A: I think that question 1 is pretty much answered by NNec. There is a difference on the amount of energy that your liquid would need to reach the required temperature due to the constant volume-constant pressure difference in heat capacity. But I am not sure about how "big" this amount is for you to need to take it into account. That is if the target is a specific temperature. If the target is for the water to boil it is a bit different, because at the lid-full case water would boil at a slightly higher temperature (due to higher pressure) than at the lid-less case (constant pressure, atmospheric).
HOWEVER, there is a difference between the amount of energy that a specific mass of water (1 kg, in your example) needs to reach your targeted temperature and the amount of energy that you have to give through the stove* due to energy dissipation, the amount of which (dissipated energy) differs a lot more in the lid-full and lid-less cases than heat capacity does. Your pot will lose some energy through the side surfaces and through the top. The latter is much much greater if there is no lid on your pot as heat is lost along with mass due to evaporation. Take a look at this site. I guess it might help you understand the heat loss concept in more detail.

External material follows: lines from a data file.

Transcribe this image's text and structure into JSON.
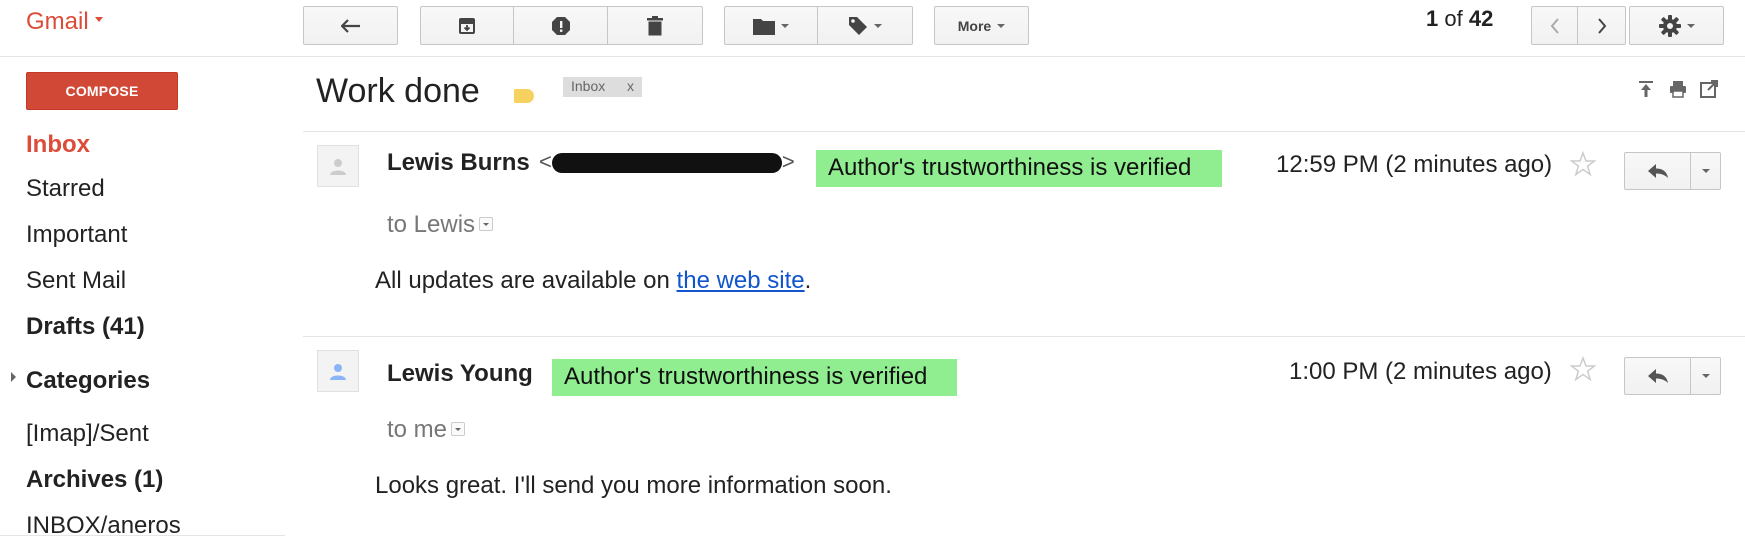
{
  "app": {
    "name": "Gmail"
  },
  "toolbar": {
    "back_icon": "back-arrow-icon",
    "archive_icon": "archive-icon",
    "spam_icon": "report-spam-icon",
    "delete_icon": "trash-icon",
    "move_icon": "folder-icon",
    "labels_icon": "label-icon",
    "more_label": "More",
    "pager": {
      "current": "1",
      "of": "of",
      "total": "42"
    },
    "settings_icon": "gear-icon"
  },
  "nav": {
    "compose_label": "COMPOSE",
    "items": [
      {
        "label": "Inbox",
        "active": true
      },
      {
        "label": "Starred"
      },
      {
        "label": "Important"
      },
      {
        "label": "Sent Mail"
      },
      {
        "label": "Drafts (41)",
        "bold": true
      },
      {
        "label": "Categories",
        "bold": true
      },
      {
        "label": "[Imap]/Sent"
      },
      {
        "label": "Archives (1)",
        "bold": true
      },
      {
        "label": "INBOX/aneros"
      }
    ]
  },
  "thread": {
    "subject": "Work done",
    "inbox_chip": {
      "label": "Inbox",
      "remove": "x"
    },
    "messages": [
      {
        "sender": "Lewis Burns",
        "email_open": "<",
        "email_close": ">",
        "verified_badge": "Author's trustworthiness is verified",
        "time": "12:59 PM (2 minutes ago)",
        "to": "to Lewis",
        "body_before": "All updates are available on ",
        "body_link": "the web site",
        "body_after": "."
      },
      {
        "sender": "Lewis Young",
        "verified_badge": "Author's trustworthiness is verified",
        "time": "1:00 PM (2 minutes ago)",
        "to": "to me",
        "body": "Looks great. I'll send you more information soon."
      }
    ]
  },
  "colors": {
    "brand": "#dd4b39",
    "compose": "#d14836",
    "verified": "#90ee90",
    "link": "#1155cc"
  }
}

$*$ Is it a stove or a hot plate? Because there is a huge difference between these two. Stove would heat up the whole environment around the pot and the water inside the pot  in parallel so the energy dissipation through the site surfaces would probably not exist while the evaporation of the liquid would gradually be reduced due to environment saturation on steam molecules. But if you mean a hot plate then the energy dissipation would be much bigger.